On April 27, 1950, the Barker Texas History Center opened on the University of Texas at Austin Campus. Today it is known as the Eugene C. Barker Texas History Collection.
It was named in honor of Eugene C. Barker, a very distinguished professor at UT and one of the major Texas historians of all time. Born in Walker County, Texas, on November 10, 1874, Barker first entered the University of Texas in 1895. He spent the rest of his life there. He received the B.A. degree in the spring of 1899 and the M.A. in 1900. He then worked in the university history department as tutor from 1899–1901, then as an instructor from 1901 to 1908), an adjunct professor from 1908 to 1911, an associate professor from 1911 to 1913, a professor from 1913 to 1951, and professor emeritus from 1951to 1956.

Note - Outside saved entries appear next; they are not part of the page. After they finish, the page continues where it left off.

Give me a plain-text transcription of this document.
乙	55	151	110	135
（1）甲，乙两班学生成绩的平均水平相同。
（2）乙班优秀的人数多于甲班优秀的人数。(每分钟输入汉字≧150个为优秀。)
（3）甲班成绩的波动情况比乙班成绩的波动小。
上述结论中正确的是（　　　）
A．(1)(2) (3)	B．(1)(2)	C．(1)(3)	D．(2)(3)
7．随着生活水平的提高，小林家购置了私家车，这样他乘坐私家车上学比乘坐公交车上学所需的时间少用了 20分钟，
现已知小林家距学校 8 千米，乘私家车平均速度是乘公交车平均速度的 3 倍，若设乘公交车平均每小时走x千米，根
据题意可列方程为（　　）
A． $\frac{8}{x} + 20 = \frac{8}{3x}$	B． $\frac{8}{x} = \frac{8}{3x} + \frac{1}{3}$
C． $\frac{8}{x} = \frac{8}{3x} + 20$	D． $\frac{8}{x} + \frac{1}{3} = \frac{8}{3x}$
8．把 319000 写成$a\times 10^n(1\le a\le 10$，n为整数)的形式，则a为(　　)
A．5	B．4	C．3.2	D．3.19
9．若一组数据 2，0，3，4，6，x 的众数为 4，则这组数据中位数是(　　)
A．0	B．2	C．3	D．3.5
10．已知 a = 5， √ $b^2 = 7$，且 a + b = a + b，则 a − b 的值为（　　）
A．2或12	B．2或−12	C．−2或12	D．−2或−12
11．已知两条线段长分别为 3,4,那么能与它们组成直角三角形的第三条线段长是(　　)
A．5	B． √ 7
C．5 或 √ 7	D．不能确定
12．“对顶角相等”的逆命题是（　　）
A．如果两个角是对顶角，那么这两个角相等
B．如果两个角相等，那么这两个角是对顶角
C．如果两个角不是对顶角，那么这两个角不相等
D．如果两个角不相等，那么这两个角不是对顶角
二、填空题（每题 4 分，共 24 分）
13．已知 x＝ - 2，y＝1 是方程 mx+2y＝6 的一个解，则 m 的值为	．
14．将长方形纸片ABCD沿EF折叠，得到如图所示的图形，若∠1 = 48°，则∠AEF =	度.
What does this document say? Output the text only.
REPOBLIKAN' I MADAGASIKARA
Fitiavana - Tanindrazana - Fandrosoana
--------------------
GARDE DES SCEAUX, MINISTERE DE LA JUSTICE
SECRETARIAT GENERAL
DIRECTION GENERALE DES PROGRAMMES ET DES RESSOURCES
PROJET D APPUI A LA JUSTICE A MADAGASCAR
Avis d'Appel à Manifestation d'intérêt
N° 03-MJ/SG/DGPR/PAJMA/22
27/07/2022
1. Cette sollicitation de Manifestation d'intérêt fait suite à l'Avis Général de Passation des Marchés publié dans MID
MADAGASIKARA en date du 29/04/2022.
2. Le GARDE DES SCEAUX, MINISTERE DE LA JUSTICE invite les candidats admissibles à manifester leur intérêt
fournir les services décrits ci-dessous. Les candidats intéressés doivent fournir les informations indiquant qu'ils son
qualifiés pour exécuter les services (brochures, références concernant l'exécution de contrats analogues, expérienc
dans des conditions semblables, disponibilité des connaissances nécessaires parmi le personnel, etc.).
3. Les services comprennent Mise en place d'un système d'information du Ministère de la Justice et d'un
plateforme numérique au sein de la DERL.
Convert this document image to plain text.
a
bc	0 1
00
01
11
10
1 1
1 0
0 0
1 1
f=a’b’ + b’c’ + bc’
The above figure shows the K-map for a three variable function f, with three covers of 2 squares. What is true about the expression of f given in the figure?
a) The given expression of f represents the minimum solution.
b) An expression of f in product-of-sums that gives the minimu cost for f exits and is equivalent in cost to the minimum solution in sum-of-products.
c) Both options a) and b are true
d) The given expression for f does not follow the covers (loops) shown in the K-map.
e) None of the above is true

He was director of the Texas State Historical Association from 1910 to 1937. He collected, edited, and published The Austin Papers. This collection of Austin’s correspondence that covered the years from 1789 to 1837 was published by the American Historical Association between 1924 and 1928, and the University of Texas Press, 1927. He then published his classic, The Life of Stephen F. Austin was published in 1925. In addition to these significant accomplishments he also published Mexico and Texas, 1821–1835 in 1928; Readings in Texas History in 192); The Father of Texas in 1935, and in collaboration with Amelia W. Williams, The Writings of Sam Houston from 1938 to 1943. He also worked with William E. Dodd, Henry S. Commager, and Walter Prescott Webb on a series of public school textbooks for Row and Peterson..
The Barker Center originally was in the Old Library Building, now called Battle Hall.
It move in 1971 to Sid Richardson Hall, located on the eastern edge of the campus adjacent to the Lyndon Baines Johnson Library. Then, in 1991 the Barker Center became a division of the university's newly organized Center for American History. The Center for American History is now the Dolph Briscoe Center for American History. The Center became an independent operating unit in August 1994.
The Barker Collection is a thing of wonder for many, especially someone like me. It has more than 130,000 books and periodicals, about 3,500 individual collections of personal papers and official records, and a vast newspaper collection. In addition to all of that treasure it also has about 750,000 photographs, 30,000 recordings and over 30,000 printed and manuscript maps. So, yeah, send me down to Austin to have access that and I’d be in heaven.